Portability and Compatibility of service-oriented Software
Service-oriented architectures enable the cooperation of today’s increasingly heterogeneous systems. They allow the construction of more complex but flexible and agile systems through the composition of basic services. This forms a value-adding way of reusing systems.
One of the most central promises of service-oriented architectures is the robustness of services in the face of heterogeneous environments. Services compatibility and portability are of utmost importance.

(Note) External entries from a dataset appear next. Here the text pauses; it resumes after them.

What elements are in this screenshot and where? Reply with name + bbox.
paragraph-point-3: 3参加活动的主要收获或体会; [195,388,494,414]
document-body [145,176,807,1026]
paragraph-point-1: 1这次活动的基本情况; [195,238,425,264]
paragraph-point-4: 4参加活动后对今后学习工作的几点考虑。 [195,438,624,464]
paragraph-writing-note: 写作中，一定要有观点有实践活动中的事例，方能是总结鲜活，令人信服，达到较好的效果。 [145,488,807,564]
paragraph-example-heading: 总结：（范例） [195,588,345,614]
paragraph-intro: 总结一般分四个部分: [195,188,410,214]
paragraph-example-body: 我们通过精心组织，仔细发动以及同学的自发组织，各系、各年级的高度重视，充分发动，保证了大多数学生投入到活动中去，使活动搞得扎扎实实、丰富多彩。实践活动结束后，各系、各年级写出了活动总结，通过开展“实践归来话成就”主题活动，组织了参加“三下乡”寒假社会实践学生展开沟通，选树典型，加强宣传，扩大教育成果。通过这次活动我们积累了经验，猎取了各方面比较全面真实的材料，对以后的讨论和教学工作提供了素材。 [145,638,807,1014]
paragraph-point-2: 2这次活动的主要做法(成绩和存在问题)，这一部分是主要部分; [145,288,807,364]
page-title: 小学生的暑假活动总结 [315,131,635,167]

Today, simple scenarios can be implemented on the basis of the international standards of the Web Services ecosystem. But taking into account further non-functional requirements or process-aware programming languages, today’s systems quickly reach their limits, as runtime environments partly deviate from existing standards. This severely complicates the development of truly compatible and portable services. The aim of this research area is to improve the current situation by making the quality properties portability and compatibility measureable for service-oriented systems. The central research question is:
What are the properties that constitute portable and compatible services and how can these properties be measured?
The work builds on software quality standards of ISO/IEC that are currently under development. Portability and compatibility are interrelated with a variety of additional quality properties, such as installability, replaceability, adaptability, interoperability, and co-existence. In the context of this research area, metrics for the measurement of these properties for service-oriented systems are developed and validated formally as well as evaluated practically.